If the semi-vertical angle $\displaystyle = \theta$, the radius $\displaystyle = r$, the surface area $\displaystyle = S$ and the volume $\displaystyle = V$:

The vertical height, $\displaystyle h = \frac{r}{\tan\theta}$ and the slant-height, $\displaystyle l = \frac{r}{\sin\theta}$.

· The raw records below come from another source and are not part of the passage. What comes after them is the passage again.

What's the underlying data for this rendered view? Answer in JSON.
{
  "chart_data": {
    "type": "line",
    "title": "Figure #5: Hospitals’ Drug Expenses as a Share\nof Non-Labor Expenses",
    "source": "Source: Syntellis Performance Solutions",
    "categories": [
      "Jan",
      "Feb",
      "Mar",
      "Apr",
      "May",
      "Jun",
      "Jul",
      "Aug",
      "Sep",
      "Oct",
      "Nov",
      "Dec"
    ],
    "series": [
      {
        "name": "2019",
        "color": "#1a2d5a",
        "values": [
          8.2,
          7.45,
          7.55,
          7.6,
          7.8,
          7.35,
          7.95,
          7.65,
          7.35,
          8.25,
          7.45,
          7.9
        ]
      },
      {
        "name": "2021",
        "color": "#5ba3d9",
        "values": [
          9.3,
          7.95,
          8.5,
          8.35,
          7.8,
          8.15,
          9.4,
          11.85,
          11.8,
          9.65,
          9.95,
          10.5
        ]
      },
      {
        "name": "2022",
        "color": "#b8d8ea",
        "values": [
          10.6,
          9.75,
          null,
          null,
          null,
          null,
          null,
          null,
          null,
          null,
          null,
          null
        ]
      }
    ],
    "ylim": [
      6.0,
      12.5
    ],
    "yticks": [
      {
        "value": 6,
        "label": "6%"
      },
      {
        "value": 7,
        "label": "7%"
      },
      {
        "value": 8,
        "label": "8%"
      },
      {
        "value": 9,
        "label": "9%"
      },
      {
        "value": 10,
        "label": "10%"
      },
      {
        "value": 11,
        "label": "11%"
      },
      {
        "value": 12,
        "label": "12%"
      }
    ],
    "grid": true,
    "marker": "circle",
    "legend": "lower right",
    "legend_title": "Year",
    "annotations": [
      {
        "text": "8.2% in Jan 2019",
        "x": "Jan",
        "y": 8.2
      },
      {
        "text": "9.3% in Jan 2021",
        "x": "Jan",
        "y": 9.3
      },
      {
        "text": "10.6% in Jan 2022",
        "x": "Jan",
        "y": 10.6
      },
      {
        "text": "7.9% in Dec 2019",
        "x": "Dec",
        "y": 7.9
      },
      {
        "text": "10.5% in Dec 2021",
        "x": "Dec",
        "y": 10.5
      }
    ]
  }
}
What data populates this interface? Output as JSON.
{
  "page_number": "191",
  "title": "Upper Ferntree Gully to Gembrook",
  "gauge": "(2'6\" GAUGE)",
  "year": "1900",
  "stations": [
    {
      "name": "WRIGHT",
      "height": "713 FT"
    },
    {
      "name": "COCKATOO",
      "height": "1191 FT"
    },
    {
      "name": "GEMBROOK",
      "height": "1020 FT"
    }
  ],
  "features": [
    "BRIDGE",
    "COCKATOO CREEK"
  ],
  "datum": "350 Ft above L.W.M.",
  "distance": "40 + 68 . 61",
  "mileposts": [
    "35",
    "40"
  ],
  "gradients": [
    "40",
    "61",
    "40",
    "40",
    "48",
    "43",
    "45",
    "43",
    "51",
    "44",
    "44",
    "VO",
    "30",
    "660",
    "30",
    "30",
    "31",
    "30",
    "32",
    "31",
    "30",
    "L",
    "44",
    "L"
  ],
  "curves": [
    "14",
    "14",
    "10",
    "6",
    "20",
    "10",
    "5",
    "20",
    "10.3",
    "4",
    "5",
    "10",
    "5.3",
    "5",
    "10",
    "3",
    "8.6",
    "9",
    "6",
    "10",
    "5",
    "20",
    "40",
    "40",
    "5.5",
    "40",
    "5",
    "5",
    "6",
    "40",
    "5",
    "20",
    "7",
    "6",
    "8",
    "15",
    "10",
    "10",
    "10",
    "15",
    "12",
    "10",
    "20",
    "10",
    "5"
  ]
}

$\displaystyle \Rightarrow S = \pi r^2 + \pi r l$
$\displaystyle = \pi r^2 + \frac{\pi r^2}{\sin \theta}$
$\displaystyle \Rightarrow \sin\theta = \frac{\pi r^2}{S-\pi r^2}$

$\displaystyle \Rightarrow \tan\theta = \frac{\pi r^2}{\sqrt{S^2 - 2\pi S r^2}}$

So $\displaystyle V = \tfrac13\pi r^2 h$
$\displaystyle = \frac{\pi r^3}{3\tan\theta}$

$\displaystyle = \frac{\pi r^3\sqrt{S^2-2\pi S r^2}}{3\pi r^2}$

$\displaystyle =\tfrac13(S^2r^2-2\pi Sr^4)^{\frac12}$
$\displaystyle \Rightarrow 3\frac{dV}{dr}=\tfrac12(S^2r^2-2\pi Sr^4)^{-\frac12}.(2S^2r-8\pi Sr^3)$
$\displaystyle = 0$ when $\displaystyle 2S^2r-8\pi Sr^3=0$
$\displaystyle \Rightarrow r = 0$ or $\displaystyle S - 4\pi r^2 = 0$

$\displaystyle r = 0$ gives a minimum volume; and the volume is a maximum when $\displaystyle \pi r^2 = \tfrac14S$

For this value of $\displaystyle r, \sin\theta = \frac{\pi r^2}{S-\pi r^2}= \frac{\tfrac14S}{S-\tfrac14S}=\frac13$